Decelerating private and government consumption and falling goods exports cap growth: Compared to the previous quarter’s data, figures in Q1 worsened for private consumption (0.0% in seasonally adjusted quarter-on-quarter terms vs +0.1% in Q4), government consumption (+0.5% vs +0.7% in Q4), exports of goods and services (-0.6% vs +1.0% in Q4) and imports of goods and services (0.0% vs +0.3% in Q4). In contrast, the reading for fixed investment improved in Q1 (+0.7% vs +0.3% in Q4).

The statistical office noted that increased spending on aircraft and machinery assets—likely for military purposes—boosted fixed investment. Meanwhile, consumer spending was flat, shifting away from transport equipment and fuels to clothing and food, likely reflecting the impact of the U.S.-Iran war.
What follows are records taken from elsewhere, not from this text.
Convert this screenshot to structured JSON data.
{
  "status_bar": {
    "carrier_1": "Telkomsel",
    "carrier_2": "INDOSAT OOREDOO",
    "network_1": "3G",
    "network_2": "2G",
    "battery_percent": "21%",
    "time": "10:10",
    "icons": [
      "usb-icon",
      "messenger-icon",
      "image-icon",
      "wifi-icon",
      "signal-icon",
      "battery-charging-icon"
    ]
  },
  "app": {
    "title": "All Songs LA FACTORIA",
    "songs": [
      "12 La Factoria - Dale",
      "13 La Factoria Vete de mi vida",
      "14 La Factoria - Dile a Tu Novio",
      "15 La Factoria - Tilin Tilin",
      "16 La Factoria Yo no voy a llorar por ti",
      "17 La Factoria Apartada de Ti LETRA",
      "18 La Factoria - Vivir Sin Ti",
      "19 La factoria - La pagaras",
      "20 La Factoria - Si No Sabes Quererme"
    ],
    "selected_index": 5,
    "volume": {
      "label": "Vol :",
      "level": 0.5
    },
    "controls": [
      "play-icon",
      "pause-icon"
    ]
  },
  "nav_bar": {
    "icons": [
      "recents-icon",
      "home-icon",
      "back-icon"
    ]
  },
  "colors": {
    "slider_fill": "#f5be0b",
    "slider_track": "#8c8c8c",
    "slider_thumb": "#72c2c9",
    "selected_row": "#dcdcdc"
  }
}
On the external side, exports fell due to fewer shipments of machinery and transport equipment; exports of services, which grew 0.8% in the quarter, could not offset the drag from weaker merchandise trade.

GDP growth to ease this year from last: Our Consensus is for sequential GDP growth to tick up in Q2 before remaining stable through the rest of the year.

The outlook for 2026’s annual growth has remained unchanged over the past month after prior downgrades, despite the U.S.-Iran war dragging on.

This year, the Dutch economy is expected to grow at a weaker pace than last year, as private spending growth should roughly halve, and fixed investment plus exports should decelerate; the Middle East conflict and related disruptions to global energy supply will hit the Netherlands’ open economy. Meanwhile, softer wage growth and higher unemployment should dampen households’ budgets alongside higher energy costs.

Still, accelerating public spending should support the economy, and the government recently announced a EUR 774 million support package for this year to help businesses and consumers face the energy shock from the Iran war.

Panelist insight: EIU analysts commented on how their GDP growth forecast has changed since the start of the U.S.-Iran war:

“We had previously expected a recovery in private consumption and investment to provide more support to growth in 2026, on the back of previous monetary easing and continued disinflation. However, the energy price shock stemming from the war in Iran has reversed [these] trends. Higher energy commodity prices will feed quickly into domestic fuel and electricity costs, and higher transport costs will raise the price of goods and services across the board. This will squeeze private consumption growth, and ongoing uncertainty related to the war as well as US trade policy shifts will continue to dampen investment. We forecast a moderation in real GDP growth this year to 1.1%.”